L'IA se bat des deux côtés de la guerre des fausses identités

La vérification KYC (Know Your Customer) est désormais partout — banques, bourses de crypto-monnaies, commerce électronique, partout où il est nécessaire de confirmer que vous êtes bien qui vous prétendez être. Des entreprises comme Regula Forensics, Veriff, AU10TIX, Persona, et Resistant AI maintiennent d'énormes bases de données de modèles d'identités provenant de centaines de pays. Idée simple : vérifier le document, vérifier la personne. Le problème ? Certaines personnes ne veulent pas être vérifiées.

L'IA a dopé les deux côtés. Les criminels l'utilisent pour créer des faux convaincants. Les plates-formes de vérification l'utilisent pour les détecter. Aucun côté ne gagne. C'est une course aux armements sans ligne d'arrivée.

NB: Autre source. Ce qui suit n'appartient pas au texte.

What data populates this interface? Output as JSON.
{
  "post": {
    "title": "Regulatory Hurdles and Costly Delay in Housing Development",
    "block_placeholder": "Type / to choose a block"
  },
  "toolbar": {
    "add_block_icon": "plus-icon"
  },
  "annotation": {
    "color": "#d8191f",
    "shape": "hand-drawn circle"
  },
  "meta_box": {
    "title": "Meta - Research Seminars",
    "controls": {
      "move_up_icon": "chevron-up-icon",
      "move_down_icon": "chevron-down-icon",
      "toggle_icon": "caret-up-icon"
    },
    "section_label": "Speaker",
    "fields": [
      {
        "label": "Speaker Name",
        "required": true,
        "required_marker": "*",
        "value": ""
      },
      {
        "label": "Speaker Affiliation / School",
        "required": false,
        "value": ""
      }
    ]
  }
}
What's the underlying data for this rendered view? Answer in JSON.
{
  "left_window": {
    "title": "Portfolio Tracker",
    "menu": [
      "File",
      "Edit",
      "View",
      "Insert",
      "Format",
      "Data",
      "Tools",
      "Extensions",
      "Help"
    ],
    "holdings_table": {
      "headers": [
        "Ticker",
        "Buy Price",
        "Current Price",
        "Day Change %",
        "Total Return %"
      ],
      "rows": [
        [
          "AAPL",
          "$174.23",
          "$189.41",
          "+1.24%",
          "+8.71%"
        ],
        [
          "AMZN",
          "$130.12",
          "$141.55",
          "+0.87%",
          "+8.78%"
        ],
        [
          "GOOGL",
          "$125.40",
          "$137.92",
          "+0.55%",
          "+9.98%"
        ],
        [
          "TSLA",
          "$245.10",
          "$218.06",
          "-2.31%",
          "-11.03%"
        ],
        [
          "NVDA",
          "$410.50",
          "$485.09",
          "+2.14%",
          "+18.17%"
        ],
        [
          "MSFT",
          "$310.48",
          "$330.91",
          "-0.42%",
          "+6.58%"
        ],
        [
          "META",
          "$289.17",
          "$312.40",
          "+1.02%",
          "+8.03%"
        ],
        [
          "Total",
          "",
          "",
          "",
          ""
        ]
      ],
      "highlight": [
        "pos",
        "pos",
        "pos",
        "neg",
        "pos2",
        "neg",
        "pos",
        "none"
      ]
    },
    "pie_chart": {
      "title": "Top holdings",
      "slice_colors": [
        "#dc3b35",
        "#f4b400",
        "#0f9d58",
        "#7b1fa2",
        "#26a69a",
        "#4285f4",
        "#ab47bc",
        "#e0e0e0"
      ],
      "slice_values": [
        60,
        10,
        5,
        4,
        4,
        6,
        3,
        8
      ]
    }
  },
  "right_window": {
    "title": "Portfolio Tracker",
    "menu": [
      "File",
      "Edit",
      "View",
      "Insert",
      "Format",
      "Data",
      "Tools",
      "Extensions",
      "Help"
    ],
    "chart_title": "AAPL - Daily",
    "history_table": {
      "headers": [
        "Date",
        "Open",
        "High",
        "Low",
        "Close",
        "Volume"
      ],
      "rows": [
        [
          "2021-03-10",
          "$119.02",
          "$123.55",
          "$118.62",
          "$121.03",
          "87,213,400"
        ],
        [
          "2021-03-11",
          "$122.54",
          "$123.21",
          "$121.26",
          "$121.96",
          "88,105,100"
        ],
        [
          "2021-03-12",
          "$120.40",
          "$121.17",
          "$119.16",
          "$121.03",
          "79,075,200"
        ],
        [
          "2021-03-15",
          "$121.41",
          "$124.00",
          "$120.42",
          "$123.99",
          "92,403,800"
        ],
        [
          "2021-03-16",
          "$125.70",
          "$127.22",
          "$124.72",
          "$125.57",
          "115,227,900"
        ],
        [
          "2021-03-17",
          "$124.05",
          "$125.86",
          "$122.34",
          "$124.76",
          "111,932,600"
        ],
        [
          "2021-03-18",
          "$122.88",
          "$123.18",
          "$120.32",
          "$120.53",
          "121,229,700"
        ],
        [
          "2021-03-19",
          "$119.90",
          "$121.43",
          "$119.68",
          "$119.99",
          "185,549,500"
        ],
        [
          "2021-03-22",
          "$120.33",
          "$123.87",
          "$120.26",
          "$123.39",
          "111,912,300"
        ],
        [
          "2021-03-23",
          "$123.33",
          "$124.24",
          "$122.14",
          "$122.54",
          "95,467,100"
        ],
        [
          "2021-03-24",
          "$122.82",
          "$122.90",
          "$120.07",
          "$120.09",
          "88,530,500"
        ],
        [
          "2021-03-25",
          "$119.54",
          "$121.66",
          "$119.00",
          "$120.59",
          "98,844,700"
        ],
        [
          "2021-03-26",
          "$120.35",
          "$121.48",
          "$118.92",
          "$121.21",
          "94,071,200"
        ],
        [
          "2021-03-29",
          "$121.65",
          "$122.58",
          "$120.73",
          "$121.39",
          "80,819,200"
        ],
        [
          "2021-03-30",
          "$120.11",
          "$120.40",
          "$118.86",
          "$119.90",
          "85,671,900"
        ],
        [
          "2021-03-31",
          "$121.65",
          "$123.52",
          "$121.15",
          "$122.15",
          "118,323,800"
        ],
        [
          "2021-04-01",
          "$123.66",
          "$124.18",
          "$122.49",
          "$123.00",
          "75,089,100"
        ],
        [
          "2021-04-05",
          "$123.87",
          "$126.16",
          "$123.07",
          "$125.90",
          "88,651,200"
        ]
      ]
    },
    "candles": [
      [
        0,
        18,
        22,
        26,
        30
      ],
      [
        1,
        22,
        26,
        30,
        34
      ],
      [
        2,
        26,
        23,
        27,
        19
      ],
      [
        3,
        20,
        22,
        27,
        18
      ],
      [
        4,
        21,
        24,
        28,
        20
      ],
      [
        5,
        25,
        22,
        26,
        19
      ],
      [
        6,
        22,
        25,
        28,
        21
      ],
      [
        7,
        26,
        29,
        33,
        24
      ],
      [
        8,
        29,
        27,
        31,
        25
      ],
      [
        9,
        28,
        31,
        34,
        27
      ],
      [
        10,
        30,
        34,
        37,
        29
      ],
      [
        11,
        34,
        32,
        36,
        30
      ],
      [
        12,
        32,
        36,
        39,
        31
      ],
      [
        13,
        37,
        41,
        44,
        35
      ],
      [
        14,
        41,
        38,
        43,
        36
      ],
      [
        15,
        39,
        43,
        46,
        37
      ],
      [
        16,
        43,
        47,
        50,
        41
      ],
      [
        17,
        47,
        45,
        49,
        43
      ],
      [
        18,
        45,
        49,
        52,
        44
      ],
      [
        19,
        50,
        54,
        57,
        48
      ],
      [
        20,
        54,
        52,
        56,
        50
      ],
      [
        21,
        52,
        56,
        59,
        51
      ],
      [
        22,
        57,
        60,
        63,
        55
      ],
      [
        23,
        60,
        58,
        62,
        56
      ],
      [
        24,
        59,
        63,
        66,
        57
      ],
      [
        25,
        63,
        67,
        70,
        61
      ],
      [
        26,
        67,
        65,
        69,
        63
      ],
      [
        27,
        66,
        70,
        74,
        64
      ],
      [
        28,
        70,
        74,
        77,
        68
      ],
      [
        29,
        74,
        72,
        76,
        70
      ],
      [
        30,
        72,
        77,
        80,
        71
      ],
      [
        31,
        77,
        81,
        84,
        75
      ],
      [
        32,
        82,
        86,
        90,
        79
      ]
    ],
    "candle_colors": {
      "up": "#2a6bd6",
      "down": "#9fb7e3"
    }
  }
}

Comment l'IA crée des fausses identités

L'IA générative a rendu incroyablement facile la production de faux documents. Des outils comme Stable Diffusion et des services clandestins peuvent cracher des permis de conduire, passeports et factures de services publics réalistes en quelques minutes. Les marchés du dark-web vendent des packages d'identités générés par l'IA — document plus selfie correspondant plus clip vidéo — pour 30 $ à 700 $.

Les deepfakes aggravent la situation. Les vidéos pré-enregistrées et les attaques par injection sont conçues pour tromper les vérifications de vivacité « regardez la caméra et clignez des yeux ». Et cela fonctionne — les identités générées par l'IA ont réussi à contourner les principales bourses de crypto-monnaies et les fournisseurs de KYC établis (KYC360, Thistle Initiatives). Les taux de fraude documentaire dans le secteur bancaire atteignent 24 % selon SmartSearch.

Comment l'IA les détecte

Le côté vérification ne reste pas inactif. Les systèmes modernes analysent les bizarreries au niveau des pixels, les incohérences d'éclairage et les artefacts de mouvement caractéristiques que produisent les deepfakes (GBG, LSEG). La détection passive de vivacité vérifie la texture de la peau, la profondeur et les micro-expressions sans demander à l'utilisateur de faire quoi que ce soit.

Les vérifications actives sont plus difficiles — inclinez la tête, souriez, lisez un texte aléatoire à l'écran. Celles-ci sont spécifiquement conçues pour briser les attaques par vidéo pré-enregistrée. Les moteurs de vérification croisent également les données extraites avec des bases de données externes et signalent tout ce qui ne correspond pas (Kaspersky).

Caractéristiques physiques : la partie que l'IA ne peut pas falsifier

L'IA est brillante pour rendre les falsifications numériques convaincantes sur un écran. Les documents physiques sont une autre histoire. Texte en relief, gravure au laser, micro-impression, encres réactives aux UV — vous ne pouvez pas reproduire cela avec un logiciel. Les superpositions holographiques nécessitent un équipement industriel. Les cartes en polycarbonate avec puces intégrées sont extrêmement difficiles à reproduire à grande échelle.

Même les faussaires qualifiés ratent les petits détails : la texture exacte du laminé, l'espacement de la perforation, la façon dont un hologramme se comporte lorsque vous l'inclinez sous une lumière. Ces détails physiques expliquent pourquoi l'inspection réelle, combinée à l'analyse numérique, détecte encore les faux qui passent à travers les vérifications en ligne (AiPrise, VerifyOnline).

Le résultat : aucune falsification ne sera jamais parfaite. Les caractéristiques de sécurité physiques sont tout simplement trop complexes. La détection par l'IA continue de s'améliorer, et la combinaison de l'analyse numérique, des vérifications croisées de bases de données et de l'examen humain signifie que le côté vérification a un avantage structurel — même si des faux individuels passent occasionnellement à travers les mailles du filet.